The study consisted of 296 patients with ALK-positive NSCLC :149 of which were randomized to Lorbrena at 100 mg daily and 147 were randomized to Xalkori at 250 mg twice daily.
Results showed that at 12 months, 78% of patients receiving Lorbrena were alive without disease progression, and 39% or patients receiving Xalkori were alive without disease progression.
A total of 76% of patients who received Lorbrena and 58% of those who received Xalkori had an objective response, meaning there was a decrease in tumor size. Among those who had measurable brain metastases 82% and 23%, respectively, had an intracranial response to therapy. Overall, 71% of patients who received Lorbrena had an intracranial response.

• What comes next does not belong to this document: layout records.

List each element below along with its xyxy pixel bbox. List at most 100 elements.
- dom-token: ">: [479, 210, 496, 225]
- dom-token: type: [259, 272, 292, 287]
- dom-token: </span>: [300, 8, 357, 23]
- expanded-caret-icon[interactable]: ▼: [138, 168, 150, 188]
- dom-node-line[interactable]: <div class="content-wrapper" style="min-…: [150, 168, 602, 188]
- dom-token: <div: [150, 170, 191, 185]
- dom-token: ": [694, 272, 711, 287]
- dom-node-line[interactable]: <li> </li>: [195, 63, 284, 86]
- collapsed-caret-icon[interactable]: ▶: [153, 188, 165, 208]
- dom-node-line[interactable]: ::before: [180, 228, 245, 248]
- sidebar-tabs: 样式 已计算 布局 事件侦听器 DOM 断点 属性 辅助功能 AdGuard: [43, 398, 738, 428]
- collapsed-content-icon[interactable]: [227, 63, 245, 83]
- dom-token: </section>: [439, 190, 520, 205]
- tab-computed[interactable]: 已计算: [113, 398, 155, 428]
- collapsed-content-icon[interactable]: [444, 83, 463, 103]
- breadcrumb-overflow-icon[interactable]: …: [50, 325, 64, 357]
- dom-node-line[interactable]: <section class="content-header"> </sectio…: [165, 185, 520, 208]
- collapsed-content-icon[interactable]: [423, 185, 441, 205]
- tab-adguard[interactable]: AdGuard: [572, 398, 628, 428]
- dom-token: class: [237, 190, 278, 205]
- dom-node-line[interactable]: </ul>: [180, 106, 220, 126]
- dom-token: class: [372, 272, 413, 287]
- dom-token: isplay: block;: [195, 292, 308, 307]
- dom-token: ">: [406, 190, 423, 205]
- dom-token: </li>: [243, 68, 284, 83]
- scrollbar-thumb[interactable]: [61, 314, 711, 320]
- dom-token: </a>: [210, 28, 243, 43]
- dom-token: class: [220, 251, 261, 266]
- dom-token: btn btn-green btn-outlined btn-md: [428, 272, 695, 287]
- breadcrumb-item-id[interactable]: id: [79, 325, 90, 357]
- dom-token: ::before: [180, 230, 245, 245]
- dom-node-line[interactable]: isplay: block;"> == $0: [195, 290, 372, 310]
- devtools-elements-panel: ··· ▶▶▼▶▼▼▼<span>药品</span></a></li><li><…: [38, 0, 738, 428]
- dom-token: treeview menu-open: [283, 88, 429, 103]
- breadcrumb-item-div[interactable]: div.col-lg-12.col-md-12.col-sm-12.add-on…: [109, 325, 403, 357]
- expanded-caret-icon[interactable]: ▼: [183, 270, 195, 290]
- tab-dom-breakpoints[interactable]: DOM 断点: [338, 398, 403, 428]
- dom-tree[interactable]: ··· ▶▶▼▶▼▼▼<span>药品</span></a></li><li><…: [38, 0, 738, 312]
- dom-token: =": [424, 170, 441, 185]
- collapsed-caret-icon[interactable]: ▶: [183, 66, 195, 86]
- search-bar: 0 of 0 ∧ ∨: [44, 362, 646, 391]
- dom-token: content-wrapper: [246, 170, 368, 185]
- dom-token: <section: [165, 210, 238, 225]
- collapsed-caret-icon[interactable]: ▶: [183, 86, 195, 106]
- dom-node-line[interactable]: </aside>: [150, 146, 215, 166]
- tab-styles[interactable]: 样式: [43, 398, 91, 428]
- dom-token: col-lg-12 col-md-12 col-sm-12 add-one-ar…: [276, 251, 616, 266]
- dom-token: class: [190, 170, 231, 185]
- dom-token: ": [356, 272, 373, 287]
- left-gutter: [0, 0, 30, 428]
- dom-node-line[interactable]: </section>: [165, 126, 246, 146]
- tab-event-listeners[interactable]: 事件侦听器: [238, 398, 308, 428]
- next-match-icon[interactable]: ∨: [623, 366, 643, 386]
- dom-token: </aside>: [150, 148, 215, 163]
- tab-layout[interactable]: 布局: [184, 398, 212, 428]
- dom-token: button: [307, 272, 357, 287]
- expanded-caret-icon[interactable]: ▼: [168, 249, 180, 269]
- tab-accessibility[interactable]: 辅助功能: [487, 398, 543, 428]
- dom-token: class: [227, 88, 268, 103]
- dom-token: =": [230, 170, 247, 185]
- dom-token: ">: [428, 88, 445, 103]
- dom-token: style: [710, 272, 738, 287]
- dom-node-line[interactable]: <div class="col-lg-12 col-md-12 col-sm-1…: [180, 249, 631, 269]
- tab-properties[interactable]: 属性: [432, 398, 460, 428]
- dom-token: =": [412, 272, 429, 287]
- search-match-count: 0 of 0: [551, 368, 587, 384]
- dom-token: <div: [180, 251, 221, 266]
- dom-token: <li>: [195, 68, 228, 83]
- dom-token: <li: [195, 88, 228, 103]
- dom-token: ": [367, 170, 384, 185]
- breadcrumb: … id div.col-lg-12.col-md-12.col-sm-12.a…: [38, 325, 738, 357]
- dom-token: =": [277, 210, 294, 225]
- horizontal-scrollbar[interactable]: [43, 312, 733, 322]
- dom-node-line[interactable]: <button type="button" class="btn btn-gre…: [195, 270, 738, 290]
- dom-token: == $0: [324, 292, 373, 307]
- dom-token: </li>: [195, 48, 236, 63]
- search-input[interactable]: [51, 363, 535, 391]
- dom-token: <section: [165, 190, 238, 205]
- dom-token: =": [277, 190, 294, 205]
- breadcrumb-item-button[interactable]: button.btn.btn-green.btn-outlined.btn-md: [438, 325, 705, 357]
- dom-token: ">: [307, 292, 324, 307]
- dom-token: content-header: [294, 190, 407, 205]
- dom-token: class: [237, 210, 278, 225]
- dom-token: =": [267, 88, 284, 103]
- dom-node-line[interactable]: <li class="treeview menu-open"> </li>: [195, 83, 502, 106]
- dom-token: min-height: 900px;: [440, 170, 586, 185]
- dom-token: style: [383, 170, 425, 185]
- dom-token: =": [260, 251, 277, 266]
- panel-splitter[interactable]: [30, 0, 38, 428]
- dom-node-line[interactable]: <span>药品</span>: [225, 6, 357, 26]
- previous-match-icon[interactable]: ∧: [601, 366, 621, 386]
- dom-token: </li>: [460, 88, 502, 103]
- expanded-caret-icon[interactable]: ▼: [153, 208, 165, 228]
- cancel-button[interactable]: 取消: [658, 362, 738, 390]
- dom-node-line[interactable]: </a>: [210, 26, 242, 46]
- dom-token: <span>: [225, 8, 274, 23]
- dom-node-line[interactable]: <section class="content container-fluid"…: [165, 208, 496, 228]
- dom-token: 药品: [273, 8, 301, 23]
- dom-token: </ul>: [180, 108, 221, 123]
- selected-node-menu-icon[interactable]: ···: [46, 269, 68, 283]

“Patient-reported outcomes also supported the safety and favorable side effect profile of (Lorbrena) relative to (Xalkori), and patients who received Lorbrena reported a significantly greater improvement in global quality of life than those who received Xalkori,” the study authors wrote.
The most common side effects seen in patients being treated with Lorbrena were high levels of fat particles in the blood, weight gain, pain, numbness or weakness in hands and feet (known as peripheral neuropathy) and cognitive effects. Lorbrena had more grade 3 or 4 side effects than Xalkori, and researchers relate that to the fluctuating lipid levels. Due to side effects, 7% of patients receiving Lorbrena and 9% of patients receiving Xalkori stopped treatment.